Die Positionen gingen zum Teil stark auseinander. So wünschten sich die Grünen etwa ein europäisches Asylangebot für Whistleblower Edward Snowden. Konservative und Liberale stemmten sich dagegen, mit einem Stopp des Freihandelsabkommens zu drohen. Aus der konservativen EVP-Fraktion drangen Bedenken, einen Sonderausschuss einzusetzen, bevor die Vorwürfe offiziell bestätigt wurden. US-Präsident Barack Obama hatte am Dienstag Aufklärung über das Ausspähen von EU-Behörden versprochen.
Späterer Sonderausschuss nicht ausgeschlossen
Das Papier in seiner jetzigen Form verurteilt mehrfach das US-Vorgehen beim Prism-Programm. Man ruft die US-Behörden auf, "umgehend und ohne Verzug für Klarheit zu sorgen, volle Aufklärung über das Prism-Programm und ähnliche Datensammel-Programme bereitzustellen und über rechtliche Grundlagen, Dringlichkeit und Verhältnismäßigkeit Auskunft zu geben."
Ähnliche Kritik wird an EU-Mitgliedstaaten, die ähnliche Programme nutzen, geäußert. Auch wird Sorge über die transatlantischen Beziehungen deutlich. Auf konkrete Forderungen bezüglich europäisch-amerikanischer Abkommen im Bankensektor, Datenschutz und Freihandel verzichtete man.
Eine Plenardebatte zu den Aktivitäten des US-Geheimdienstes in Europa ist für Mittwochnachmittag geplant. Über die Resolution soll das Parlament in Straßburg am Donnerstag abstimmen. Es ist nicht ausgeschlossen, dass es zu einem späteren Zeitpunkt ein gesondertes Verfahren zur Einsetzung eines Sonderausschusses gibt. Auf europäischer Ebene gibt es zum Beispiel die Möglichkeit, per Petition die Einrichtung von Sonderausschüssen anzustrengen.

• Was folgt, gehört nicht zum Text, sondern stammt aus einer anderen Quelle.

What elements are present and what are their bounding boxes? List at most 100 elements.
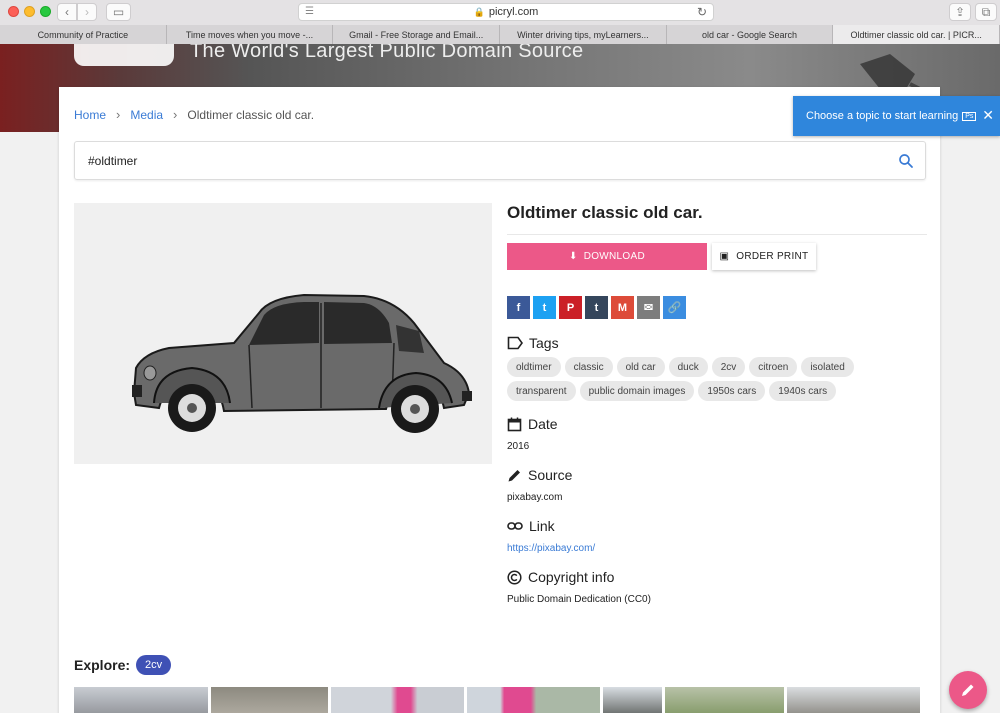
email-share-button[interactable]: ✉ bbox=[637, 296, 660, 319]
forward-button[interactable]: › bbox=[77, 3, 97, 21]
browser-chrome: ‹ › ▭ ☰ 🔒 picryl.com ↻ ⇪ ⧉ Community of … bbox=[0, 0, 1000, 44]
tag-chip[interactable]: oldtimer bbox=[507, 357, 561, 377]
tag-chip[interactable]: duck bbox=[668, 357, 708, 377]
link-heading-label: Link bbox=[529, 518, 555, 534]
media-image[interactable] bbox=[74, 203, 492, 464]
order-print-label: ORDER PRINT bbox=[736, 251, 809, 262]
sidebar-icon: ▭ bbox=[112, 5, 125, 19]
search-box bbox=[74, 141, 926, 180]
order-print-button[interactable]: ▣ ORDER PRINT bbox=[712, 243, 816, 270]
site-logo[interactable] bbox=[74, 44, 174, 66]
minimize-window-button[interactable] bbox=[24, 6, 35, 17]
address-bar[interactable]: ☰ 🔒 picryl.com ↻ bbox=[298, 3, 714, 21]
back-button[interactable]: ‹ bbox=[57, 3, 77, 21]
toast-text: Choose a topic to start learning bbox=[806, 110, 959, 122]
source-block: Source pixabay.com bbox=[507, 467, 927, 503]
facebook-icon: f bbox=[516, 301, 521, 314]
copy-link-button[interactable]: 🔗 bbox=[663, 296, 686, 319]
related-image-thumbnail[interactable] bbox=[787, 687, 920, 713]
pinterest-share-button[interactable]: P bbox=[559, 296, 582, 319]
hero-title: The World's Largest Public Domain Source bbox=[190, 44, 584, 62]
email-icon: ✉ bbox=[643, 302, 654, 314]
related-images bbox=[74, 687, 920, 713]
twitter-icon: t bbox=[542, 301, 547, 314]
tabs-icon: ⧉ bbox=[981, 4, 991, 19]
tag-chip[interactable]: isolated bbox=[801, 357, 854, 377]
search-input[interactable] bbox=[75, 142, 875, 179]
reader-icon[interactable]: ☰ bbox=[305, 6, 314, 17]
date-heading: Date bbox=[507, 416, 927, 432]
chevron-right-icon: › bbox=[85, 5, 89, 19]
tags-heading: Tags bbox=[507, 335, 927, 351]
source-heading: Source bbox=[507, 467, 927, 483]
tag-list: oldtimer classic old car duck 2cv citroe… bbox=[507, 357, 877, 401]
tab-picryl[interactable]: Oldtimer classic old car. | PICR... bbox=[833, 25, 1000, 44]
url-text: picryl.com bbox=[488, 6, 539, 18]
breadcrumb-current: Oldtimer classic old car. bbox=[187, 107, 315, 122]
source-value: pixabay.com bbox=[507, 492, 563, 503]
tab-google-search[interactable]: old car - Google Search bbox=[666, 25, 834, 44]
pencil-icon bbox=[508, 469, 520, 481]
topic-toast[interactable]: Choose a topic to start learning Ps ✕ bbox=[793, 96, 1000, 136]
tag-chip[interactable]: 2cv bbox=[711, 357, 746, 377]
breadcrumb-home[interactable]: Home bbox=[74, 108, 106, 122]
tab-time-moves[interactable]: Time moves when you move -... bbox=[166, 25, 334, 44]
tab-gmail[interactable]: Gmail - Free Storage and Email... bbox=[333, 25, 501, 44]
explore-label: Explore: bbox=[74, 657, 131, 673]
link-icon: 🔗 bbox=[667, 302, 682, 314]
explore-section: Explore: 2cv bbox=[74, 655, 172, 675]
tab-winter-driving[interactable]: Winter driving tips, myLearners... bbox=[500, 25, 667, 44]
chevron-right-icon: › bbox=[173, 107, 178, 122]
tab-bar: Community of Practice Time moves when yo… bbox=[0, 25, 1000, 44]
tag-chip[interactable]: 1950s cars bbox=[698, 381, 766, 401]
related-image-thumbnail[interactable] bbox=[74, 687, 208, 713]
maximize-window-button[interactable] bbox=[40, 6, 51, 17]
search-icon[interactable] bbox=[897, 152, 915, 170]
tag-chip[interactable]: 1940s cars bbox=[769, 381, 837, 401]
tag-chip[interactable]: citroen bbox=[749, 357, 798, 377]
date-value: 2016 bbox=[507, 441, 530, 452]
download-button[interactable]: ⬇ DOWNLOAD bbox=[507, 243, 707, 270]
related-image-thumbnail[interactable] bbox=[211, 687, 328, 713]
calendar-icon bbox=[507, 417, 522, 431]
download-icon: ⬇ bbox=[569, 251, 578, 262]
pinterest-icon: P bbox=[566, 301, 575, 314]
tag-chip[interactable]: transparent bbox=[507, 381, 576, 401]
edit-fab-button[interactable] bbox=[949, 671, 987, 709]
breadcrumb-media[interactable]: Media bbox=[130, 108, 163, 122]
breadcrumb: Home › Media › Oldtimer classic old car. bbox=[74, 107, 314, 122]
twitter-share-button[interactable]: t bbox=[533, 296, 556, 319]
chevron-right-icon: › bbox=[116, 107, 121, 122]
show-tabs-button[interactable]: ⧉ bbox=[975, 3, 997, 21]
tab-community-of-practice[interactable]: Community of Practice bbox=[0, 25, 167, 44]
explore-chip[interactable]: 2cv bbox=[136, 655, 172, 675]
close-window-button[interactable] bbox=[8, 6, 19, 17]
close-icon[interactable]: ✕ bbox=[982, 107, 994, 124]
related-image-thumbnail[interactable] bbox=[467, 687, 600, 713]
related-image-thumbnail[interactable] bbox=[665, 687, 784, 713]
tags-heading-label: Tags bbox=[529, 335, 559, 351]
tag-chip[interactable]: old car bbox=[616, 357, 665, 377]
tumblr-share-button[interactable]: t bbox=[585, 296, 608, 319]
date-heading-label: Date bbox=[528, 416, 558, 432]
tag-chip[interactable]: public domain images bbox=[579, 381, 695, 401]
pencil-icon bbox=[962, 684, 974, 696]
tag-chip[interactable]: classic bbox=[564, 357, 613, 377]
copyright-block: Copyright info Public Domain Dedication … bbox=[507, 569, 927, 605]
related-image-thumbnail[interactable] bbox=[603, 687, 662, 713]
toast-badge: Ps bbox=[962, 111, 977, 121]
related-image-thumbnail[interactable] bbox=[331, 687, 464, 713]
facebook-share-button[interactable]: f bbox=[507, 296, 530, 319]
share-icon: ⇪ bbox=[954, 5, 966, 19]
lock-icon: 🔒 bbox=[473, 6, 485, 17]
copyright-icon bbox=[507, 569, 522, 585]
page-title: Oldtimer classic old car. bbox=[507, 203, 927, 235]
share-button[interactable]: ⇪ bbox=[949, 3, 971, 21]
sidebar-toggle-button[interactable]: ▭ bbox=[106, 3, 131, 21]
gmail-share-button[interactable]: M bbox=[611, 296, 634, 319]
reload-icon[interactable]: ↻ bbox=[697, 5, 707, 19]
download-label: DOWNLOAD bbox=[583, 251, 645, 262]
source-link[interactable]: https://pixabay.com/ bbox=[507, 543, 927, 554]
gmail-icon: M bbox=[617, 301, 628, 314]
car-image bbox=[132, 293, 472, 433]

Das Gremium, das nun wahrscheinlich mit einer Untersuchung beauftragt wird, ist zuständig für den Schutz der Bürgerrechte, Menschenrechte und Grundrechte in der EU. Außerdem beschäftigt sich der Ausschuss mit Datenschutzfragen. Zuletzt hatte das EU-Parlament im Jahr 2001 den sogenannten "Echolon"-Sonderausschuss eingerichtet, der Hinweisen nach einem weltumspannenden Abhörnetz nachging.
Die Bundesregierung beschäftigte sich unterdessen mit dem Asylantrag des Whistleblowers Snowden, der die gigantische Datensammelei enthüllt hatte. Am Wochenende soll eine deutsche Delegation in die USA reisen, um Aufklärung zu erhalten. Kanzlerin Angela Merkel (CDU) will zudem mit US-Präsident Barack Obama telefonieren. Am Mittwoch befasst sich das Parlamentarische Kontrollgremium des Bundestags mit den Ausspähaktionen des US-Geheimdienstes.